Qualitative research can be an aid to the intuition born of experience, and domain knowledge, factors not able to be quantified. It is also a great way to surface the questions that need to be asked in a following quantitative process, which is useless without the questions that go to the heart of the drivers of the behaviours being quantified.

Qualitative research when done well, and unfortunately I have seen it done poorly more often than well, digs into  the psychological and motivational aspects of behaviour. Not just what we do, but why we do it, and what might we do in the future.

The missing ingredient in most ‘future-telling’ exercises, usually called ‘forecasting,’ is the wisdom born of experience. Frederico Fellini once quipped that ‘experience is what you get while looking for  something else’.

It seems to me that wisdom, and the insights that emerge from that wisdom, come from a lot of experience.

 

Mistaking growth for optimisation can be terminal

 

Generating rapid growth in a business entails a constant choice that simply must be made, but is usually missed.

It is the choice between ‘growth’ and ‘optimisation’.

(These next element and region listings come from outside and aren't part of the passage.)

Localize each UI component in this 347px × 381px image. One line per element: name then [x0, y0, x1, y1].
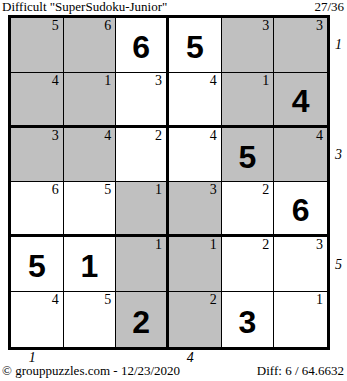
- pencil-mark: 3: [262, 18, 269, 34]
- cell-r2c2[interactable]: 1: [64, 73, 117, 128]
- pencil-mark: 3: [316, 237, 323, 253]
- pencil-mark: 4: [316, 128, 323, 144]
- puzzle-title: Difficult "SuperSudoku-Junior": [2, 0, 167, 14]
- puzzle-page: Difficult "SuperSudoku-Junior" 27/36 566…: [0, 0, 347, 381]
- pencil-mark: 1: [155, 237, 162, 253]
- sudoku-board: 566533413414342454651326511123452231: [8, 15, 330, 350]
- cell-value: 2: [116, 292, 166, 347]
- pencil-mark: 2: [210, 292, 217, 308]
- cell-r6c2[interactable]: 5: [64, 292, 117, 347]
- copyright-text: © grouppuzzles.com - 12/23/2020: [2, 363, 180, 378]
- cell-r2c5[interactable]: 1: [222, 73, 275, 128]
- cell-r6c6[interactable]: 1: [274, 292, 327, 347]
- pencil-mark: 2: [262, 182, 269, 198]
- cell-r6c5[interactable]: 3: [222, 292, 275, 347]
- cell-r6c4[interactable]: 2: [169, 292, 222, 347]
- pencil-mark: 1: [316, 292, 323, 308]
- row-label-1: 1: [335, 38, 342, 52]
- cell-r1c5[interactable]: 3: [222, 18, 275, 73]
- cell-r5c2[interactable]: 1: [64, 237, 117, 292]
- pencil-mark: 2: [155, 128, 162, 144]
- cell-r4c6[interactable]: 6: [274, 182, 327, 237]
- pencil-mark: 4: [210, 73, 217, 89]
- progress-counter: 27/36: [314, 0, 344, 14]
- cell-r2c3[interactable]: 3: [116, 73, 169, 128]
- pencil-mark: 1: [104, 73, 111, 89]
- cell-r1c6[interactable]: 3: [274, 18, 327, 73]
- pencil-mark: 1: [262, 73, 269, 89]
- footer: © grouppuzzles.com - 12/23/2020 Diff: 6 …: [2, 363, 344, 379]
- cell-r4c4[interactable]: 3: [169, 182, 222, 237]
- pencil-mark: 1: [210, 237, 217, 253]
- pencil-mark: 5: [52, 18, 59, 34]
- cell-r3c1[interactable]: 3: [11, 128, 64, 183]
- cell-value: 4: [274, 73, 327, 125]
- pencil-mark: 4: [104, 128, 111, 144]
- pencil-mark: 6: [104, 18, 111, 34]
- cell-r5c4[interactable]: 1: [169, 237, 222, 292]
- cell-r3c6[interactable]: 4: [274, 128, 327, 183]
- titlebar: Difficult "SuperSudoku-Junior" 27/36: [2, 0, 344, 14]
- cell-r5c6[interactable]: 3: [274, 237, 327, 292]
- cell-value: 5: [169, 18, 221, 72]
- cell-value: 5: [222, 128, 274, 182]
- cell-r4c5[interactable]: 2: [222, 182, 275, 237]
- cell-r5c3[interactable]: 1: [116, 237, 169, 292]
- pencil-mark: 4: [52, 292, 59, 308]
- cell-r1c2[interactable]: 6: [64, 18, 117, 73]
- cell-r6c1[interactable]: 4: [11, 292, 64, 347]
- cell-r3c4[interactable]: 4: [169, 128, 222, 183]
- difficulty-text: Diff: 6 / 64.6632: [257, 363, 344, 378]
- row-label-5: 5: [335, 258, 342, 272]
- pencil-mark: 6: [52, 182, 59, 198]
- cell-r1c1[interactable]: 5: [11, 18, 64, 73]
- pencil-mark: 3: [316, 18, 323, 34]
- cell-r2c4[interactable]: 4: [169, 73, 222, 128]
- cell-r3c3[interactable]: 2: [116, 128, 169, 183]
- cell-r5c1[interactable]: 5: [11, 237, 64, 292]
- cell-r6c3[interactable]: 2: [116, 292, 169, 347]
- pencil-mark: 3: [155, 73, 162, 89]
- cell-r2c6[interactable]: 4: [274, 73, 327, 128]
- cell-value: 6: [116, 18, 166, 72]
- cell-r4c3[interactable]: 1: [116, 182, 169, 237]
- pencil-mark: 1: [155, 182, 162, 198]
- cell-r1c4[interactable]: 5: [169, 18, 222, 73]
- cell-r2c1[interactable]: 4: [11, 73, 64, 128]
- pencil-mark: 4: [210, 128, 217, 144]
- cell-value: 5: [11, 237, 63, 291]
- cell-value: 6: [274, 182, 327, 234]
- pencil-mark: 3: [210, 182, 217, 198]
- pencil-mark: 3: [52, 128, 59, 144]
- pencil-mark: 4: [52, 73, 59, 89]
- cell-r4c1[interactable]: 6: [11, 182, 64, 237]
- cell-r1c3[interactable]: 6: [116, 18, 169, 73]
- cell-r3c5[interactable]: 5: [222, 128, 275, 183]
- cell-value: 3: [222, 292, 274, 347]
- row-label-3: 3: [335, 148, 342, 162]
- cell-r4c2[interactable]: 5: [64, 182, 117, 237]
- pencil-mark: 2: [262, 237, 269, 253]
- pencil-mark: 5: [104, 292, 111, 308]
- cell-value: 1: [64, 237, 116, 291]
- pencil-mark: 5: [104, 182, 111, 198]
- cell-r5c5[interactable]: 2: [222, 237, 275, 292]
- cell-r3c2[interactable]: 4: [64, 128, 117, 183]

They require different skills, strategies, and resources.

Let me explain.

‘Growth’ implies something less than a double digit year on year increase. While that may stretch resources, it is often  ‘Doable’, while very challenging. ‘Rapid growth’ is much harder,  requiring the acquisition of many new customers, assets, movement into new markets, product or geographic areas, and a higher risk profile. It is often aspired to, even budgeted, but is relatively rare.

‘Rapid growth’ is also usually very scrappy, you are fixing things on the run, adding resources, are short of cash, and so it requires people comfortable with ambiguity, uncertainty, and a drive to do new stuff.

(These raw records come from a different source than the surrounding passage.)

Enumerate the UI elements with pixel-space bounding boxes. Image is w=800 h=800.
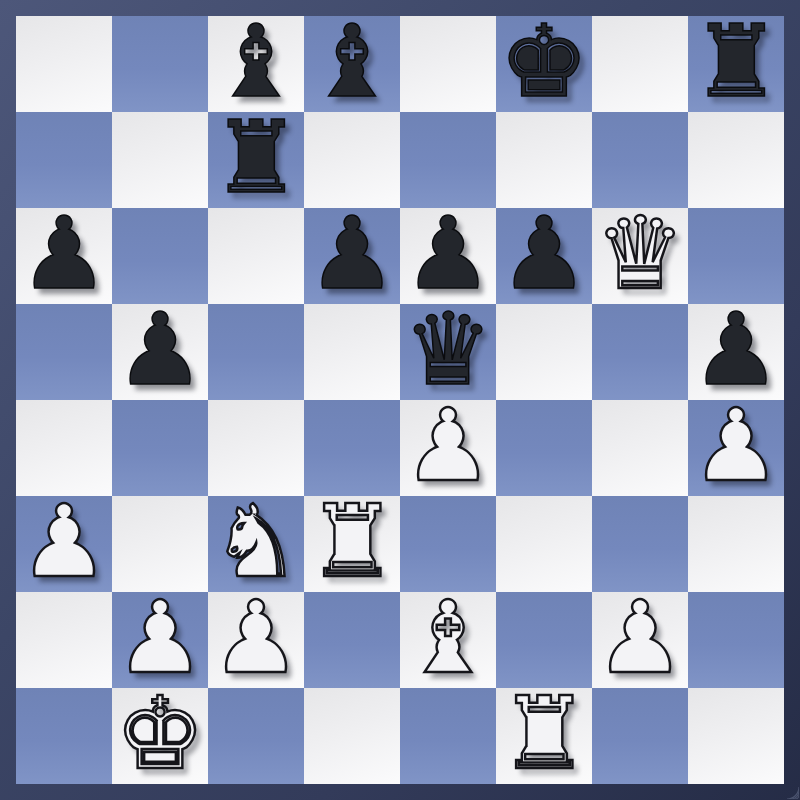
piece-white-pawn[interactable]: ♟ [595, 590, 685, 686]
corner-flourish-icon [785, 785, 799, 799]
square-d7[interactable] [304, 112, 400, 208]
chess-board: ♝♝♚♜♜♟♟♟♟♛♟♛♟♟♟♟♞♜♟♟♝♟♚♜ [16, 16, 784, 784]
piece-black-pawn[interactable]: ♟ [499, 206, 589, 302]
piece-white-bishop[interactable]: ♝ [403, 590, 493, 686]
piece-black-queen[interactable]: ♛ [403, 302, 493, 398]
square-e7[interactable] [400, 112, 496, 208]
square-e6[interactable]: ♟ [400, 208, 496, 304]
square-f3[interactable] [496, 496, 592, 592]
square-d3[interactable]: ♜ [304, 496, 400, 592]
square-g3[interactable] [592, 496, 688, 592]
square-b6[interactable] [112, 208, 208, 304]
square-h8[interactable]: ♜ [688, 16, 784, 112]
square-a4[interactable] [16, 400, 112, 496]
chess-board-frame: ♝♝♚♜♜♟♟♟♟♛♟♛♟♟♟♟♞♜♟♟♝♟♚♜ [0, 0, 800, 800]
piece-black-pawn[interactable]: ♟ [115, 302, 205, 398]
square-a7[interactable] [16, 112, 112, 208]
piece-black-bishop[interactable]: ♝ [307, 14, 397, 110]
square-f2[interactable] [496, 592, 592, 688]
square-d5[interactable] [304, 304, 400, 400]
square-b1[interactable]: ♚ [112, 688, 208, 784]
square-c2[interactable]: ♟ [208, 592, 304, 688]
piece-white-pawn[interactable]: ♟ [211, 590, 301, 686]
square-a8[interactable] [16, 16, 112, 112]
piece-black-pawn[interactable]: ♟ [403, 206, 493, 302]
piece-black-pawn[interactable]: ♟ [691, 302, 781, 398]
square-a5[interactable] [16, 304, 112, 400]
square-g8[interactable] [592, 16, 688, 112]
square-g2[interactable]: ♟ [592, 592, 688, 688]
square-b7[interactable] [112, 112, 208, 208]
piece-black-bishop[interactable]: ♝ [211, 14, 301, 110]
square-c5[interactable] [208, 304, 304, 400]
square-h5[interactable]: ♟ [688, 304, 784, 400]
square-h1[interactable] [688, 688, 784, 784]
square-e8[interactable] [400, 16, 496, 112]
piece-white-pawn[interactable]: ♟ [403, 398, 493, 494]
square-d6[interactable]: ♟ [304, 208, 400, 304]
piece-white-pawn[interactable]: ♟ [691, 398, 781, 494]
piece-white-rook[interactable]: ♜ [499, 686, 589, 782]
piece-white-pawn[interactable]: ♟ [115, 590, 205, 686]
piece-white-knight[interactable]: ♞ [211, 494, 301, 590]
square-c6[interactable] [208, 208, 304, 304]
square-h7[interactable] [688, 112, 784, 208]
square-f6[interactable]: ♟ [496, 208, 592, 304]
square-e3[interactable] [400, 496, 496, 592]
piece-white-king[interactable]: ♚ [115, 686, 205, 782]
square-e5[interactable]: ♛ [400, 304, 496, 400]
square-d1[interactable] [304, 688, 400, 784]
square-d8[interactable]: ♝ [304, 16, 400, 112]
square-a3[interactable]: ♟ [16, 496, 112, 592]
square-f5[interactable] [496, 304, 592, 400]
square-g7[interactable] [592, 112, 688, 208]
square-b2[interactable]: ♟ [112, 592, 208, 688]
piece-black-pawn[interactable]: ♟ [307, 206, 397, 302]
square-e2[interactable]: ♝ [400, 592, 496, 688]
square-g4[interactable] [592, 400, 688, 496]
square-h3[interactable] [688, 496, 784, 592]
square-d4[interactable] [304, 400, 400, 496]
piece-white-pawn[interactable]: ♟ [19, 494, 109, 590]
square-b3[interactable] [112, 496, 208, 592]
square-b8[interactable] [112, 16, 208, 112]
piece-black-rook[interactable]: ♜ [691, 14, 781, 110]
piece-white-rook[interactable]: ♜ [307, 494, 397, 590]
square-g5[interactable] [592, 304, 688, 400]
square-a1[interactable] [16, 688, 112, 784]
square-h4[interactable]: ♟ [688, 400, 784, 496]
square-c7[interactable]: ♜ [208, 112, 304, 208]
square-c4[interactable] [208, 400, 304, 496]
square-b4[interactable] [112, 400, 208, 496]
square-e1[interactable] [400, 688, 496, 784]
square-f7[interactable] [496, 112, 592, 208]
square-a2[interactable] [16, 592, 112, 688]
square-c3[interactable]: ♞ [208, 496, 304, 592]
square-b5[interactable]: ♟ [112, 304, 208, 400]
square-g6[interactable]: ♛ [592, 208, 688, 304]
square-a6[interactable]: ♟ [16, 208, 112, 304]
piece-white-queen[interactable]: ♛ [595, 206, 685, 302]
square-h2[interactable] [688, 592, 784, 688]
square-f4[interactable] [496, 400, 592, 496]
square-e4[interactable]: ♟ [400, 400, 496, 496]
square-c8[interactable]: ♝ [208, 16, 304, 112]
square-f1[interactable]: ♜ [496, 688, 592, 784]
square-h6[interactable] [688, 208, 784, 304]
square-c1[interactable] [208, 688, 304, 784]
square-d2[interactable] [304, 592, 400, 688]
square-g1[interactable] [592, 688, 688, 784]
piece-black-pawn[interactable]: ♟ [19, 206, 109, 302]
piece-black-rook[interactable]: ♜ [211, 110, 301, 206]
piece-black-king[interactable]: ♚ [499, 14, 589, 110]
square-f8[interactable]: ♚ [496, 16, 592, 112]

By contrast, optimisation is taking what is currently done, and improving it, bit by bit, on a continuous basis. The scrappy, seemingly undisciplined and almost random frenetic activity of a rapid growth enterprise makes them uncomfortable.

Think about Olivetti, the king of the typewriter market.

They made wonderful typewriters, best in the business, optimised continuously for 75 years. Into this mix comes a scrappy unreliable substitute, the word processor and attached printer, that costs more than an Olivetti, and does not deliver the same quality of output.

To Olivetti management, it was less than a threat, more of a nuisance, that would soon go away, so they continued to optimise their machines, rather than recognising that the scrappy, word processor would rapidly steal not only their market, which was typing pools, but destroy them, and create new ones. The word processor was an entirely different  tool, one that gave everyone the ability to type and print from their desk, a much quicker, more flexible, and hugely democratising change in organisational life. Olivetti was obsessed with their machine, not seeing the customers as anything more than users. Word processors gave everyone a power that had been concentrated in the executive suite, creating a terminal strategic change that Olivetti failed to see.

Is your strategy clearly making the distinction between optimisation and growth, as they are different beasts, requiring different capabilities.